On 11/13/2010 09:03 PM, Pete Zaitcev wrote:
On Fri, 12 Nov 2010 13:14:45 -0500
Jeff Darcy<jdarcy(a)redhat.com> wrote:
> As mentioned in the IRC meeting yesterday, I've put together a CloudFS
> feature proposal at
https://fedoraproject.org/wiki/Features/CloudFS.
> Feedback would be most welcome.
I have a question: why not adopt Ceph instead?
Why does either have to be adopted *instead* of the other? They're both
admirable pieces of work, with slightly different strengths. The
technology in Ceph (e.g. RADOS, CRUSH) is slightly more advanced, and it
would generally be a great choice for anyone looking for a solution in
the traditional distributed-filesystem space. On the other hand, when
it comes to a *cloud* filesystem specifically and the features that
implies, I think the modular architecture of GlusterFS carries much
greater weight. That provides several significant advantages.
* It allows functionality to be added without perturbing a core which
many users already depend on.
* It moves functionality out to where needed library support (e.g. for
auth/crypto) already exists, without tedious interfaces and brittle
coupling between kernel and user-space components (e.g. mountd, lockd,
gssd).
* It moves functionality with high memory requirements (e.g. maintaining
long "patch" lists for multi-site replication) or long sequential
control flows out of the kernel where such things don't belong.

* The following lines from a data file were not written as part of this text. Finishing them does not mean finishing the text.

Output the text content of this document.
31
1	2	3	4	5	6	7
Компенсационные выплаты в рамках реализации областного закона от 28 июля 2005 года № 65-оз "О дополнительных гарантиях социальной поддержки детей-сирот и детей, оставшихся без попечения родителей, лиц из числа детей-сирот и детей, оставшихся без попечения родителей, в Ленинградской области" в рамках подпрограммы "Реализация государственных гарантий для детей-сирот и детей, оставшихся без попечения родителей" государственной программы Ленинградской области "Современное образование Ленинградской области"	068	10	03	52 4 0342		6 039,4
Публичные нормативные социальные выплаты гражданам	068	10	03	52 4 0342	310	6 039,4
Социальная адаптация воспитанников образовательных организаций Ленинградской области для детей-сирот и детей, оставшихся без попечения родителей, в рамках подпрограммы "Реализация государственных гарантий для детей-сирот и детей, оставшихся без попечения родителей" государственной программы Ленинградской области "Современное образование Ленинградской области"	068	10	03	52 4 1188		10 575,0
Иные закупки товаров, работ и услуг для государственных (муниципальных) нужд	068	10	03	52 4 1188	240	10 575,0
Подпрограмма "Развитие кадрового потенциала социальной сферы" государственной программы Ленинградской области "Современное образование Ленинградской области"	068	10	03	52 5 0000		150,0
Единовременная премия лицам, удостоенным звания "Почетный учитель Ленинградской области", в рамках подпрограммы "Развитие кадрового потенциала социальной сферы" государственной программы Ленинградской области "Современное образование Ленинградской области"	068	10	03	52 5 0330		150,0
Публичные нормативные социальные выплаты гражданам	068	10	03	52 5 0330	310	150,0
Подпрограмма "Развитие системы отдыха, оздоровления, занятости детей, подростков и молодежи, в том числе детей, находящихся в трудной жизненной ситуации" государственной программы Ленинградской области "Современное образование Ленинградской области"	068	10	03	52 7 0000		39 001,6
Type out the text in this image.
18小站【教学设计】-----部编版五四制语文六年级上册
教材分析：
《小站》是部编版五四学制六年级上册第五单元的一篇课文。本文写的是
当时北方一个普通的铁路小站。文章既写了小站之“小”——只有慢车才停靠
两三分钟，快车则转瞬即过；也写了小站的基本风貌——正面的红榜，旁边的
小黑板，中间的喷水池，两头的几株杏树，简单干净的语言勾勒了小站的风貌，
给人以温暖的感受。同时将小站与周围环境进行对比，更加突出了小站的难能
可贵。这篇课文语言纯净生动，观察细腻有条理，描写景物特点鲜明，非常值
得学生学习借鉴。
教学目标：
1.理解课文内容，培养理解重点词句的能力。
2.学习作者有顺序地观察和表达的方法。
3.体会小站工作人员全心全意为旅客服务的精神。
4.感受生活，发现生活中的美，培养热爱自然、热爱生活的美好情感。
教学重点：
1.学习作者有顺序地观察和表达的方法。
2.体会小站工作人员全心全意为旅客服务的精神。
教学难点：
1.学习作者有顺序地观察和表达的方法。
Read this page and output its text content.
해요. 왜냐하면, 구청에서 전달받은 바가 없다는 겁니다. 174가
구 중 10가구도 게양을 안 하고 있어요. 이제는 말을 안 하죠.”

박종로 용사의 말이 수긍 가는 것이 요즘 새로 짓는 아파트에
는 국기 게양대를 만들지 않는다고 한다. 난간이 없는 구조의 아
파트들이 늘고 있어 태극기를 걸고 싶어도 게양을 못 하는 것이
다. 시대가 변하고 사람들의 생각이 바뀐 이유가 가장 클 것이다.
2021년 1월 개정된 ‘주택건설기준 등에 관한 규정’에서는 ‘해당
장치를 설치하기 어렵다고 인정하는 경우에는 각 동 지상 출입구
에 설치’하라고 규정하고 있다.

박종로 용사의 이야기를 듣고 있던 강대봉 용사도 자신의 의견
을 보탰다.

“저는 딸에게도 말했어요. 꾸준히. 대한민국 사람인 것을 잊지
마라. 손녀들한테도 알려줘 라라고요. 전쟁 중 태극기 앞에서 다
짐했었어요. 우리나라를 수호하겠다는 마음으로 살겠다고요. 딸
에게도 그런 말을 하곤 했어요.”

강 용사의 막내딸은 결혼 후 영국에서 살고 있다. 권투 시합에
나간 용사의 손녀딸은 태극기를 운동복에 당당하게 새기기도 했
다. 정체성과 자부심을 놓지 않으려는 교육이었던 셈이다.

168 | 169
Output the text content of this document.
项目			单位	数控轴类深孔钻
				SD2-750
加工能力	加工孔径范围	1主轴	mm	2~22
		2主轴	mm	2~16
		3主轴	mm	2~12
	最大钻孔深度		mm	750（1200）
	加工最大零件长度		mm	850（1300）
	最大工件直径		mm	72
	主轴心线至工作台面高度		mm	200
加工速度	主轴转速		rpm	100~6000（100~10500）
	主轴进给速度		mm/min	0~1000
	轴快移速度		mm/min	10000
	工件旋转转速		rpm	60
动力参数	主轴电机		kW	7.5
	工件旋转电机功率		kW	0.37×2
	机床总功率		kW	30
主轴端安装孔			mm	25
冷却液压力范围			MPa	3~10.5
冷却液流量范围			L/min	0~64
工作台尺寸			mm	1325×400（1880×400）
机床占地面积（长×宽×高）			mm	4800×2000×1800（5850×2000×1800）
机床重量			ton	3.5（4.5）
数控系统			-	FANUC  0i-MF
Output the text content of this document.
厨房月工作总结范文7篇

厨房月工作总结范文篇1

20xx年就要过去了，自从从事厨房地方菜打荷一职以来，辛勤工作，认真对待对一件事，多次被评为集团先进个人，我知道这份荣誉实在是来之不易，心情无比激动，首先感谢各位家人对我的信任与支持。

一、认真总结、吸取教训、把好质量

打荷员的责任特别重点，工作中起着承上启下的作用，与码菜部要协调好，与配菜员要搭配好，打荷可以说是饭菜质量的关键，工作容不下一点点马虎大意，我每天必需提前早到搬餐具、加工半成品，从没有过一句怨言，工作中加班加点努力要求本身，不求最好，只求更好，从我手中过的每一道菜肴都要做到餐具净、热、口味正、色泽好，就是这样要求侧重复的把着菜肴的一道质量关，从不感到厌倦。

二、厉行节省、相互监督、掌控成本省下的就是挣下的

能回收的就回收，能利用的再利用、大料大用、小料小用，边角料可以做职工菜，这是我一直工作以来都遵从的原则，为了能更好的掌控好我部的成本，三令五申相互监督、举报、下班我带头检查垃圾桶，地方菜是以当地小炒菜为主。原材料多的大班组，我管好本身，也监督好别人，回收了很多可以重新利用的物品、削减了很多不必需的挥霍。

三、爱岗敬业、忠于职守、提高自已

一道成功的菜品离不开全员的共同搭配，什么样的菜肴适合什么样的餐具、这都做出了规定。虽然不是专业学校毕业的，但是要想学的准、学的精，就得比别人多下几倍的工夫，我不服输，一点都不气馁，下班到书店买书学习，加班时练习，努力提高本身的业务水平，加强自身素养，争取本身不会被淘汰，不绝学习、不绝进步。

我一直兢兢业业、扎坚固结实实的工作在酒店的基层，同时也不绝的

* It accelerates development by avoiding the endless churn in the VFS
and block layers, and by making more development tools available.
I'd estimate that development for something like multi-site replication
would take two to four times as long on a Ceph base, so I'd be proposing
it as a feature for Fedora 18 instead. ;) Even if the goal were to
implement CloudFS in the kernel eventually, I'd do it in user space
first to get all the protocol stuff sorted out before dealing with
low-level implementation issues. I have every intention to continue
supporting and recommending both Ceph and GlusterFS/CloudFS for their
respective use cases, as I consider them quite complementary.